Memory-efficient graph construction

Hi there. I’ve just got into a problem with building an SD-graph which uses a huge adjacent matrix (graph-related network, in my case it has almost 1 bln. elements). I try to trigger the node activation for the batch in a loop, similar as in a recurrent network (it’s not a conventional way, but still). Each iteration creates thus variables specific to it (let’s say variable_0, variable_1 etc.). In my case the adjacent matrix is a variable and I can’t get a decent amount of iterations, because for each iteration I use the Gather Op in order to fetch the needed indexes from the adjacent matrix and this Op creates automatically the gradients variable which is of the same size as the adjacent matrix itself for each iteration. Is there any way to fetch those indexes (they are provided as a placeholder value as a 2D matrix) for each iteration so that there won’t be any duplication of gradients variables for the adjacent matrix? I saw the SDVariable methods like getView() but I have no idea if it helps me somehow and if it’s better than Gather Op

Thanks a lot in advance!

@partarstu feel free to file an issue. There might need to be a special op we implement for that.

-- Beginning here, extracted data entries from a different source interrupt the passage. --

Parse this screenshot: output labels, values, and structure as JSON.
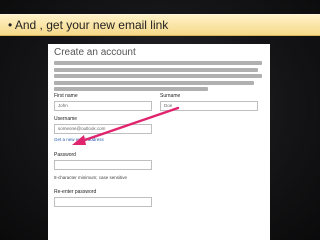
{
  "slide": {
    "title": "• And , get your new email link"
  },
  "form": {
    "heading": "Create an account",
    "first_name_label": "First name",
    "first_name_value": "John",
    "last_name_label": "Surname",
    "last_name_value": "Doe",
    "username_label": "Username",
    "username_value": "someone@outlook.com",
    "username_link": "Get a new email address",
    "password_label": "Password",
    "password_hint": "8-character minimum; case sensitive",
    "reenter_label": "Re-enter password"
  },
  "colors": {
    "title_bar": "#f6d98a",
    "arrow": "#e0246e",
    "link": "#2b5cab"
  }
}
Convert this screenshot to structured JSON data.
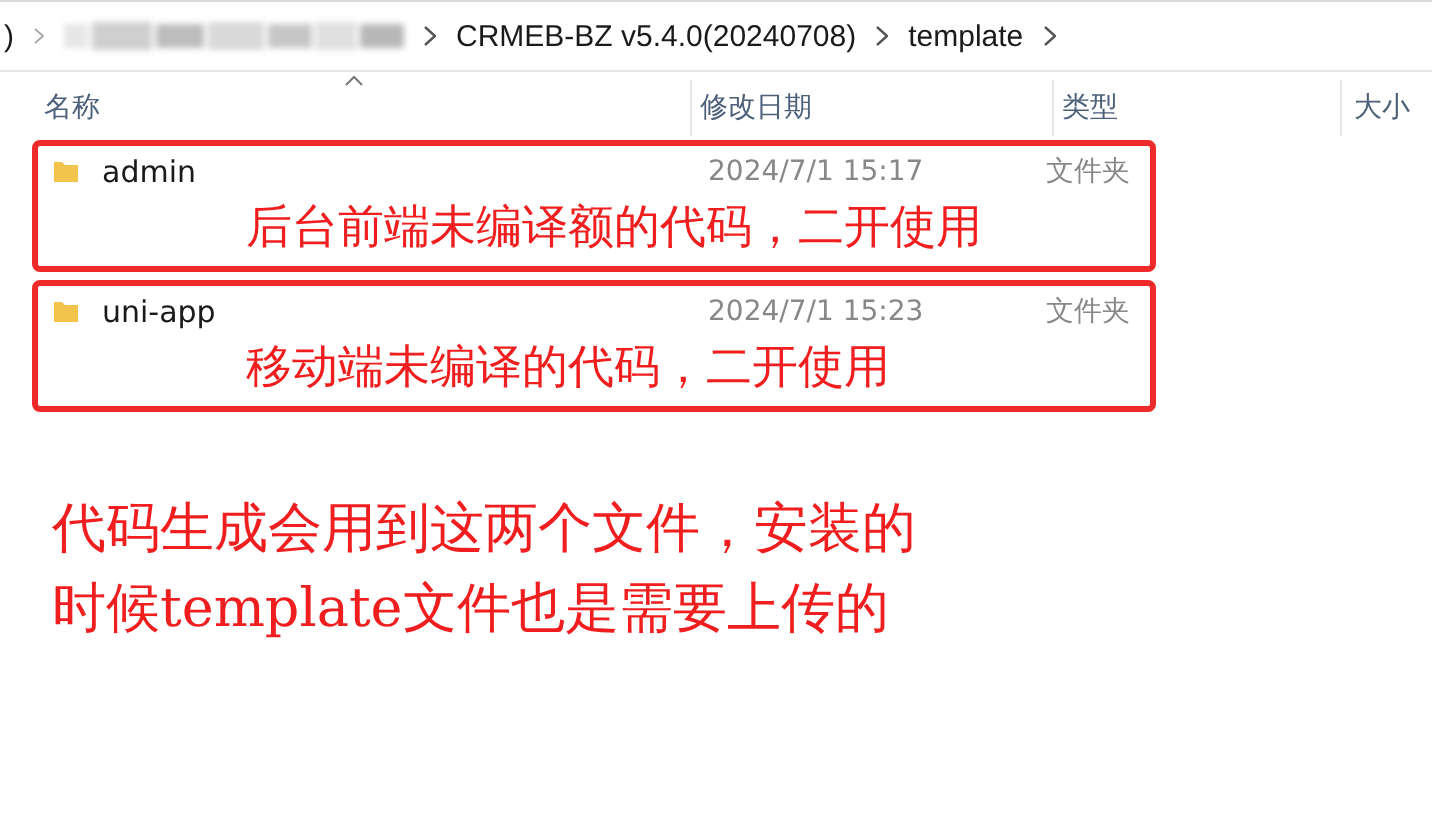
{
  "breadcrumb": {
    "lead": ")",
    "items": [
      "CRMEB-BZ v5.4.0(20240708)",
      "template"
    ]
  },
  "columns": [
    {
      "label": "名称",
      "sorted": true
    },
    {
      "label": "修改日期",
      "sorted": false
    },
    {
      "label": "类型",
      "sorted": false
    },
    {
      "label": "大小",
      "sorted": false
    }
  ],
  "rows": [
    {
      "name": "admin",
      "date": "2024/7/1 15:17",
      "type": "文件夹"
    },
    {
      "name": "uni-app",
      "date": "2024/7/1 15:23",
      "type": "文件夹"
    }
  ],
  "annotations": [
    "后台前端未编译额的代码，二开使用",
    "移动端未编译的代码，二开使用"
  ],
  "note": [
    "代码生成会用到这两个文件，安装的",
    "时候template文件也是需要上传的"
  ]
}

There might be a batch mode we could also do there. That’s what we allow for skipgram/cbow in paragraph vectors.

@agibsonccc, thanks! I’ll create a ticket next week with a corresponding description.

For now I’ve managed to change the workflow by first splitting the matrix into rows and then using SDVariable::get as an alternative for Gather Op. It changed the memory footprint in the way that now the number of recurrent steps almost doesn’t influence amount of used RAM (which is an opposite to what happened while using Gather Op) - but now I have the problem with the batch size, increasing it even a little makes a surprising RAM usage hop - which obviously is related to using the combination of SameDiff.split() and SDVariable::get (the amount of split/merged rows is equal to the batch size).